Let P(n) be the statement ${1}^{2}-{2}^{2}+{3}^{2}-\cdots +\left(-1{\right)}^{n-1}{n}^{2}=\frac{\left(-1{\right)}^{n-1}n\left(n+1\right)}{2}$ . Let us prove by induction on n.

Base Case:

For n = 1 , the value of LHS is 1 and RHS is 1. Since, both are equal the statement is true for P(1) .

Induction Case:

Assume that the statement is true for P(k) then prove for P(k+1) .

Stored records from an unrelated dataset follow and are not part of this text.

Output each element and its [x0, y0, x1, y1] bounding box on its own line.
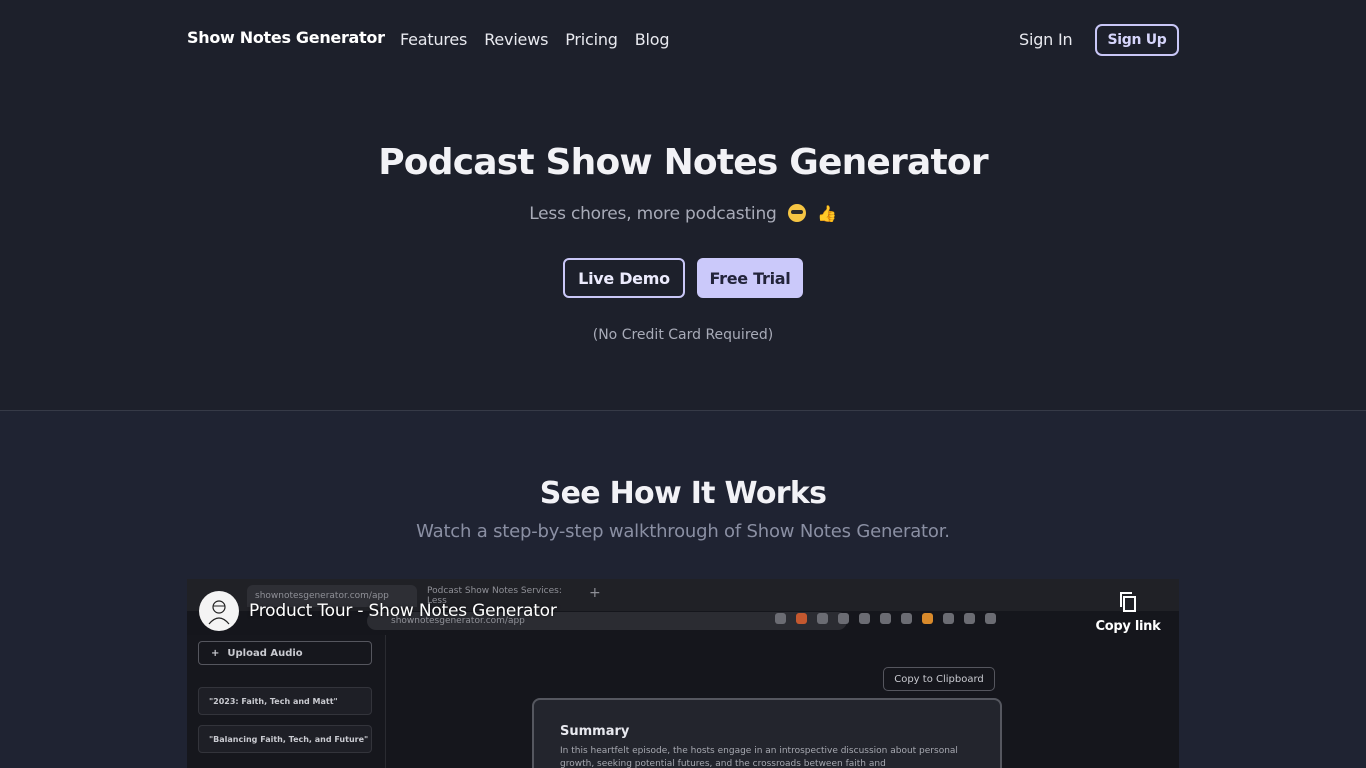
summary-title: Summary	[560, 724, 630, 739]
how-it-works-title: See How It Works	[539, 476, 827, 511]
episode-list-item: "2023: Faith, Tech and Matt"	[198, 687, 372, 715]
extension-icon	[901, 613, 912, 624]
brand-logo-text[interactable]: Show Notes Generator	[187, 28, 385, 47]
extension-icon	[880, 613, 891, 624]
browser-toolbar-icons	[775, 613, 996, 624]
extension-icon	[817, 613, 828, 624]
thumbs-up-emoji-icon: 👍	[817, 204, 837, 223]
channel-avatar[interactable]	[199, 591, 239, 631]
copy-icon	[1120, 592, 1136, 612]
hero-title: Podcast Show Notes Generator	[378, 142, 988, 183]
nav-links: Features Reviews Pricing Blog	[400, 30, 670, 49]
copy-to-clipboard-button: Copy to Clipboard	[883, 667, 995, 691]
sign-up-button[interactable]: Sign Up	[1095, 24, 1179, 56]
app-sidebar: + Upload Audio "2023: Faith, Tech and Ma…	[187, 635, 386, 768]
copy-link-button[interactable]: Copy link	[1095, 591, 1161, 634]
episode-list-item: "Balancing Faith, Tech, and Future"	[198, 725, 372, 753]
upload-audio-button: + Upload Audio	[198, 641, 372, 665]
new-tab-icon: +	[589, 585, 601, 601]
extension-icon	[943, 613, 954, 624]
person-sketch-icon	[208, 600, 230, 625]
sunglasses-emoji-icon	[787, 204, 806, 222]
how-it-works-subtitle: Watch a step-by-step walkthrough of Show…	[416, 521, 950, 542]
sign-in-link[interactable]: Sign In	[1019, 30, 1073, 49]
extension-icon	[964, 613, 975, 624]
nav-link-blog[interactable]: Blog	[635, 30, 670, 49]
free-trial-button[interactable]: Free Trial	[697, 258, 803, 298]
copy-link-label: Copy link	[1095, 619, 1161, 634]
brave-shield-icon	[796, 613, 807, 624]
top-nav: Show Notes Generator Features Reviews Pr…	[0, 0, 1366, 80]
hero-subtitle-text: Less chores, more podcasting	[529, 204, 777, 224]
nav-link-pricing[interactable]: Pricing	[565, 30, 618, 49]
nav-link-reviews[interactable]: Reviews	[484, 30, 548, 49]
amazon-extension-icon	[922, 613, 933, 624]
no-credit-card-note: (No Credit Card Required)	[592, 327, 774, 343]
extension-icon	[838, 613, 849, 624]
video-title[interactable]: Product Tour - Show Notes Generator	[249, 601, 557, 621]
nav-link-features[interactable]: Features	[400, 30, 467, 49]
upload-audio-label: Upload Audio	[227, 647, 303, 659]
plus-icon: +	[211, 647, 220, 659]
summary-text: In this heartfelt episode, the hosts eng…	[560, 746, 958, 768]
extension-icon	[985, 613, 996, 624]
extension-icon	[859, 613, 870, 624]
live-demo-button[interactable]: Live Demo	[563, 258, 685, 298]
hero-subtitle: Less chores, more podcasting 👍	[0, 204, 1366, 224]
summary-card: Summary In this heartfelt episode, the h…	[532, 698, 1002, 768]
hero-buttons: Live Demo Free Trial	[563, 258, 803, 298]
product-tour-video[interactable]: shownotesgenerator.com/app Podcast Show …	[187, 579, 1179, 768]
extension-icon	[775, 613, 786, 624]
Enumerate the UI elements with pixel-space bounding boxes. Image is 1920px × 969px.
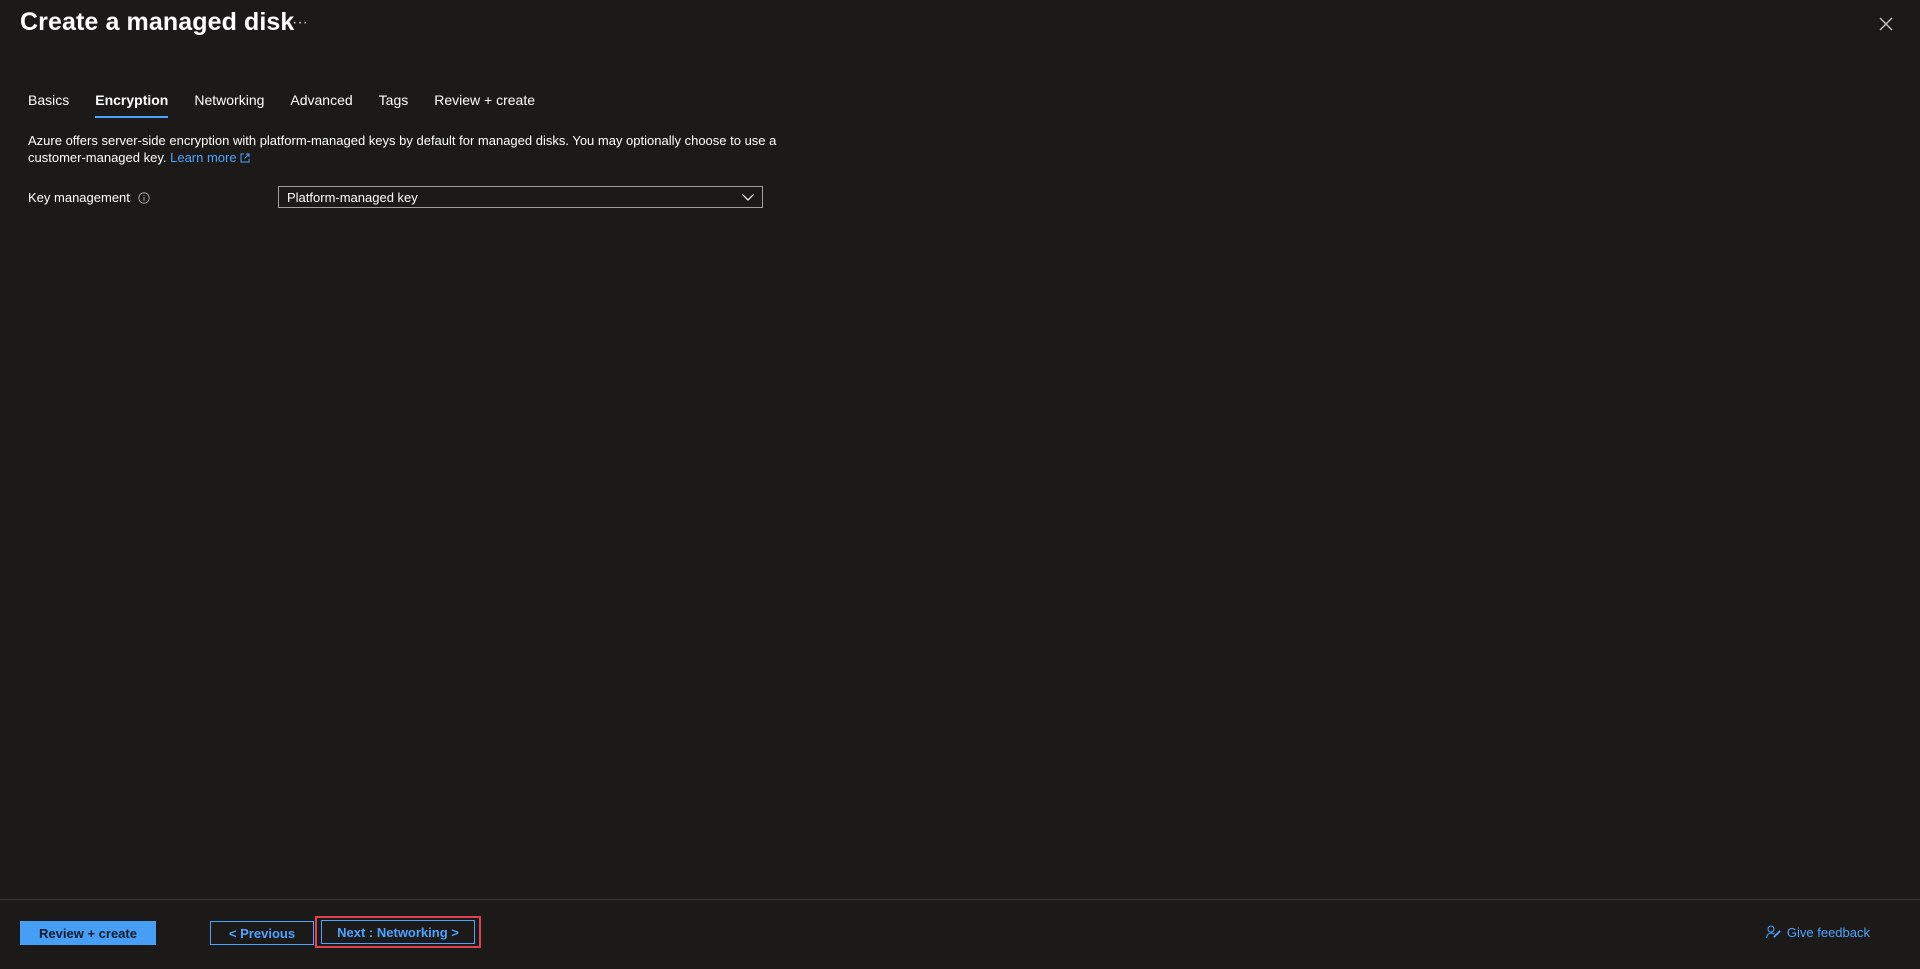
close-icon[interactable] (1878, 16, 1894, 32)
learn-more-label: Learn more (170, 150, 237, 165)
tab-bar: Basics Encryption Networking Advanced Ta… (28, 92, 561, 118)
chevron-down-icon (742, 194, 754, 201)
tab-encryption[interactable]: Encryption (95, 92, 169, 118)
encryption-description: Azure offers server-side encryption with… (28, 132, 788, 166)
key-management-dropdown[interactable]: Platform-managed key (278, 186, 763, 208)
tab-basics[interactable]: Basics (28, 92, 69, 118)
key-management-label: Key management (28, 190, 150, 205)
tab-review-create[interactable]: Review + create (434, 92, 535, 118)
info-icon[interactable] (138, 191, 150, 204)
next-button-highlight: Next : Networking > (315, 916, 481, 948)
previous-button[interactable]: < Previous (210, 921, 314, 945)
description-text: Azure offers server-side encryption with… (28, 133, 777, 165)
tab-tags[interactable]: Tags (379, 92, 409, 118)
key-management-selected-value: Platform-managed key (287, 189, 418, 205)
create-managed-disk-page: Create a managed disk ··· Basics Encrypt… (0, 0, 1920, 969)
more-options-icon[interactable]: ··· (292, 14, 308, 32)
tab-advanced[interactable]: Advanced (290, 92, 352, 118)
key-management-label-text: Key management (28, 190, 130, 205)
learn-more-link[interactable]: Learn more (170, 150, 250, 165)
give-feedback-link[interactable]: Give feedback (1765, 924, 1870, 940)
feedback-icon (1765, 925, 1781, 939)
review-create-button[interactable]: Review + create (20, 921, 156, 945)
external-link-icon (240, 153, 250, 163)
tab-networking[interactable]: Networking (194, 92, 264, 118)
footer-bar: Review + create < Previous Next : Networ… (0, 899, 1920, 969)
give-feedback-label: Give feedback (1786, 924, 1870, 940)
next-networking-button[interactable]: Next : Networking > (321, 920, 475, 944)
page-title: Create a managed disk (20, 8, 295, 36)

Let P(k) be true then ${1}^{2}-{2}^{2}+{3}^{2}-\cdots +\left(-1{\right)}^{k-1}{k}^{2}=\frac{\left(-1{\right)}^{k-1}k\left(k+1\right)}{2}$ . Let us prove the statement is true for as follows:

$\begin{array}{r}{1}^{2}-{2}^{2}+{3}^{2}-\cdots +\left(-1{\right)}^{k-1}{k}^{2}+\left(-1{\right)}^{k}\left(k+1{\right)}^{2}=\frac{\left(-1{\right)}^{k-1}k\left(k+1\right)}{2}+\left(-1{\right)}^{k}\left(k+1{\right)}^{2}\\ =\frac{\left(-1{\right)}^{k-1}k\left(k+1\right)+2\left(-1{\right)}^{k}\left(k+1{\right)}^{2}}{2}\\ =\frac{\left(-1{\right)}^{k}\left(k+1\right)\left[\left(-1\right)k+2\left(k+1\right)\right]}{2}\\ =\frac{\left(-1{\right)}^{k}\left(k+1\right)\left[-k+2k+2\right]}{2}\end{array}$

Further, simplify the values as follows:

$\begin{array}{r}{1}^{2}-{2}^{2}+{3}^{2}-\cdots +\left(-1{\right)}^{k-1}{k}^{2}+\left(-1{\right)}^{k}\left(k+1{\right)}^{2}=\frac{\left(-1{\right)}^{k}\left(k+1\right)\left[-k+2k+2\right]}{2}\\ =\frac{\left(-1{\right)}^{k}\left(k+1\right)\left[k+2\right]}{2}\\ =\frac{\left(-1{\right)}^{\left(k+1\right)-1}\left(k+1\right)\left(\left(k+1\right)+1\right)}{2}\end{array}$

Thus, P(k+1) is also true.

Therefore, the statement P(n) is true for every positive integer n.